Also, I appreciate the argument Dan and others have made, here and elsewhere, about religion providing moral guidance for want of a better phrase, but I have two big problems with that. One is that it kind of implies that atheists are necessarily immoral, or at best amoral, and in consequence likely to rob, rape or murder the next person they run across; the other is that the moral guidance offered by religion quite often fucking stinks, to put it bluntly - whether it's women getting stoned to death in Iran for adultery or Christian fundies in America picketing the funerals of Aids victims. The UDHR may frequently be regarded as scarcely worth the paper it's written on when considered against the sum total of appalling wickedness and inequality that goes on all over the world, but I think it can only be considered a step in the right direction when you consider the alternative (other than complete lawlessness), namely theocracy.

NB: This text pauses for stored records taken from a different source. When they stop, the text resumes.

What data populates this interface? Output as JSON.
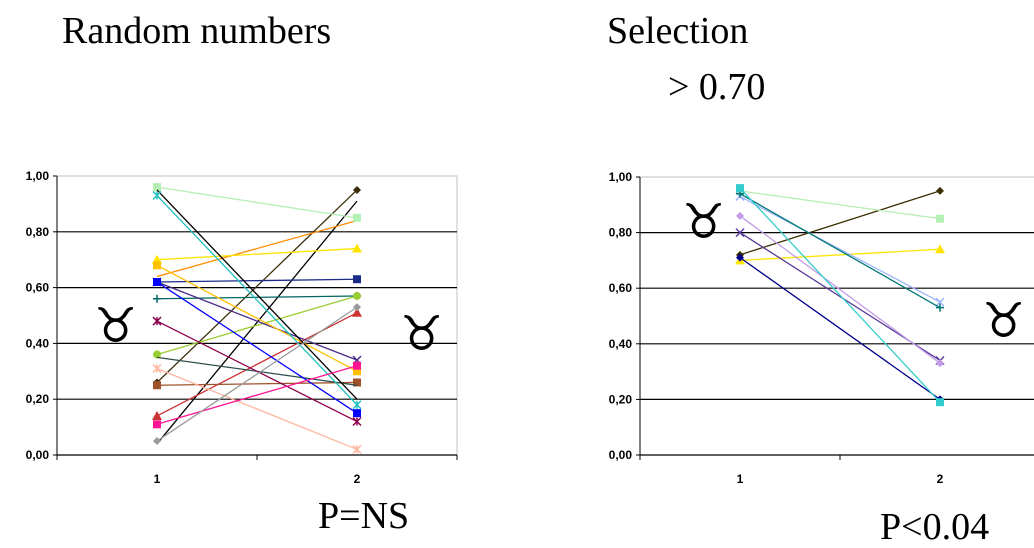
{
  "heading_left": "Random numbers",
  "heading_right_line1": "Selection",
  "heading_right_line2": "> 0.70",
  "symbol": "♉",
  "pvalue_left": "P=NS",
  "pvalue_right": "P<0.04",
  "chart_data": [
    {
      "type": "line",
      "categories": [
        "1",
        "2"
      ],
      "ylim": [
        0,
        1
      ],
      "yticks": [
        "0,00",
        "0,20",
        "0,40",
        "0,60",
        "0,80",
        "1,00"
      ],
      "grid": true,
      "annotation": "P=NS",
      "series": [
        {
          "color": "#3b2d0a",
          "marker": "diamond",
          "values": [
            0.26,
            0.95
          ]
        },
        {
          "color": "#000000",
          "marker": "none",
          "values": [
            0.04,
            0.91
          ]
        },
        {
          "color": "#ff8c00",
          "marker": "none",
          "values": [
            0.64,
            0.84
          ]
        },
        {
          "color": "#b4f0b4",
          "marker": "square",
          "values": [
            0.96,
            0.85
          ]
        },
        {
          "color": "#ffe400",
          "marker": "triangle",
          "values": [
            0.7,
            0.74
          ]
        },
        {
          "color": "#1a2b8a",
          "marker": "square",
          "values": [
            0.62,
            0.63
          ]
        },
        {
          "color": "#006666",
          "marker": "plus",
          "values": [
            0.56,
            0.57
          ]
        },
        {
          "color": "#cc3333",
          "marker": "triangle",
          "values": [
            0.14,
            0.51
          ]
        },
        {
          "color": "#9acd32",
          "marker": "circle",
          "values": [
            0.36,
            0.57
          ]
        },
        {
          "color": "#4b2a8a",
          "marker": "cross",
          "values": [
            0.62,
            0.34
          ]
        },
        {
          "color": "#ffc000",
          "marker": "square",
          "values": [
            0.68,
            0.3
          ]
        },
        {
          "color": "#a0522d",
          "marker": "square",
          "values": [
            0.25,
            0.26
          ]
        },
        {
          "color": "#2f4f4f",
          "marker": "none",
          "values": [
            0.35,
            0.25
          ]
        },
        {
          "color": "#000000",
          "marker": "none",
          "values": [
            0.95,
            0.2
          ]
        },
        {
          "color": "#20c0c0",
          "marker": "star",
          "values": [
            0.93,
            0.18
          ]
        },
        {
          "color": "#0000ff",
          "marker": "square",
          "values": [
            0.62,
            0.15
          ]
        },
        {
          "color": "#8b004b",
          "marker": "star",
          "values": [
            0.48,
            0.12
          ]
        },
        {
          "color": "#ffb6a0",
          "marker": "star",
          "values": [
            0.31,
            0.02
          ]
        },
        {
          "color": "#ff1493",
          "marker": "square",
          "values": [
            0.11,
            0.32
          ]
        },
        {
          "color": "#999999",
          "marker": "diamond",
          "values": [
            0.05,
            0.53
          ]
        }
      ]
    },
    {
      "type": "line",
      "categories": [
        "1",
        "2"
      ],
      "ylim": [
        0,
        1
      ],
      "yticks": [
        "0,00",
        "0,20",
        "0,40",
        "0,60",
        "0,80",
        "1,00"
      ],
      "grid": true,
      "annotation": "P<0.04",
      "series": [
        {
          "color": "#3b3000",
          "marker": "diamond",
          "values": [
            0.72,
            0.95
          ]
        },
        {
          "color": "#b4f0b4",
          "marker": "square",
          "values": [
            0.95,
            0.85
          ]
        },
        {
          "color": "#ffe400",
          "marker": "triangle",
          "values": [
            0.7,
            0.74
          ]
        },
        {
          "color": "#9fb4ff",
          "marker": "cross",
          "values": [
            0.93,
            0.55
          ]
        },
        {
          "color": "#007777",
          "marker": "plus",
          "values": [
            0.94,
            0.53
          ]
        },
        {
          "color": "#5a3a9a",
          "marker": "cross",
          "values": [
            0.8,
            0.34
          ]
        },
        {
          "color": "#c39be6",
          "marker": "diamond",
          "values": [
            0.86,
            0.33
          ]
        },
        {
          "color": "#00008b",
          "marker": "diamond",
          "values": [
            0.71,
            0.2
          ]
        },
        {
          "color": "#33cccc",
          "marker": "square",
          "values": [
            0.96,
            0.19
          ]
        }
      ]
    }
  ]
}
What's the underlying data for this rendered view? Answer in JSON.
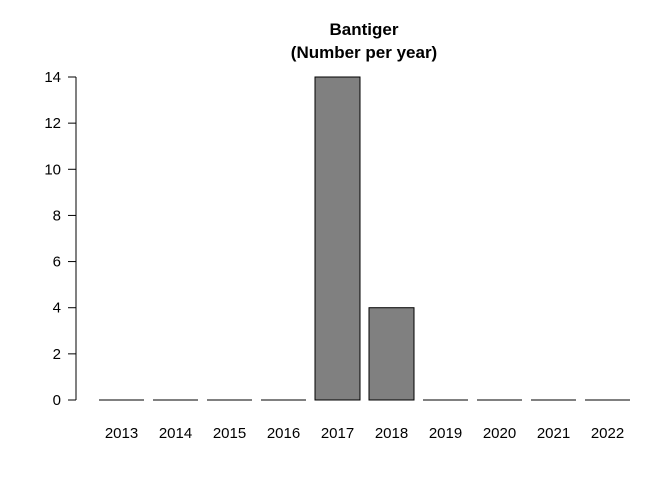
{
  "chart_data": {
    "type": "bar",
    "title": "Bantiger",
    "subtitle": "(Number per year)",
    "xlabel": "",
    "ylabel": "",
    "categories": [
      "2013",
      "2014",
      "2015",
      "2016",
      "2017",
      "2018",
      "2019",
      "2020",
      "2021",
      "2022"
    ],
    "values": [
      0,
      0,
      0,
      0,
      14,
      4,
      0,
      0,
      0,
      0
    ],
    "ylim": [
      0,
      14
    ],
    "yticks": [
      0,
      2,
      4,
      6,
      8,
      10,
      12,
      14
    ],
    "grid": false,
    "legend": "none",
    "bar_color": "#808080",
    "bar_edge_color": "#000000"
  }
}
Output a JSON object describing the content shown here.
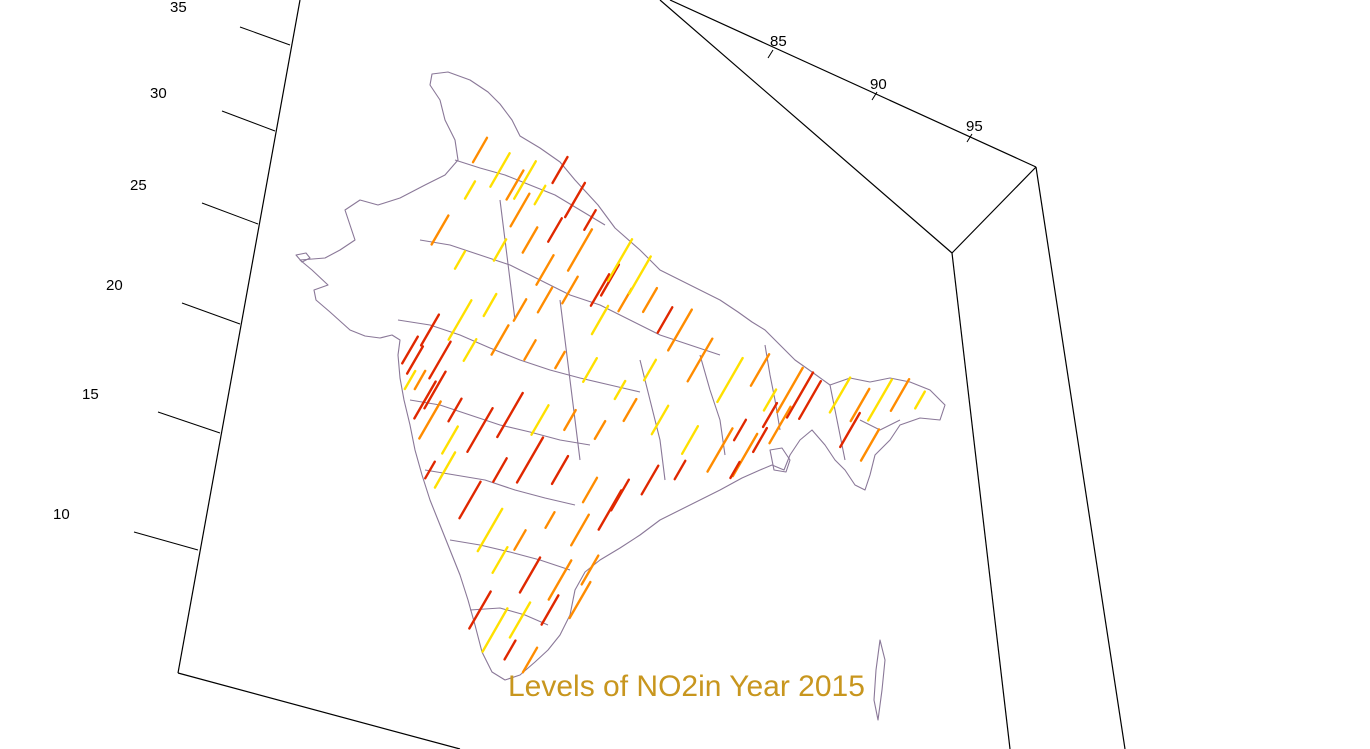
{
  "title": "Levels of NO2in Year 2015",
  "colors": {
    "title": "#C8961E",
    "box": "#000000",
    "outline": "#8A7898",
    "low": "#FFE000",
    "mid": "#FF8C00",
    "high": "#E02800"
  },
  "axes": {
    "latitude_ticks": [
      "35",
      "30",
      "25",
      "20",
      "15",
      "10"
    ],
    "longitude_ticks": [
      "85",
      "90",
      "95"
    ]
  }
}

Edit: some great points from nomad in the last couple of pages - had to laugh at "what men think is always more rational that women
and other men think".
Edit2: I see where luka's coming from too, but I think you can get that benefit of metaphor, psychic structuring or whatever from myths without literally believing them to be true. In zhao's thread about the 'lack of the mysterious' he made some (pretty silly, I thought) point about the wonder-filled world view of magic realist authors versus the drab, grey, soulless (
ad nauseam) universe espoused by us unimaginative rationalists, and he name-checked a few authors including Rushdie. Because obviously the Cambridge-eduated, Booker-winning author literally believes in ghosts, witches, prophecies and all the rest of it. I mean, seriously! You can enjoy fairytales without needing the fairies to be real, can't you? I think this is one area where Hinduism and Buddhism maybe do a little better than the Abrahamic religions, because a lot of the stories in their ancient scripture are
so transparently fantastical (I mean psychedelically fantastical, in contrast to the common-or-garden fantastical mythology in the Bible/Qu'ran) that there's a case to be made that it's implicitly understood that they're not literally true, but are metaphors for deep spiritual truths, whatever you think of
those. So followers of those religions might be susceptible to all sorts of other superstitions and quackery, but they don't have this crazy insistence on ideas that have been flatly disproven, like the world being 6,000 years old.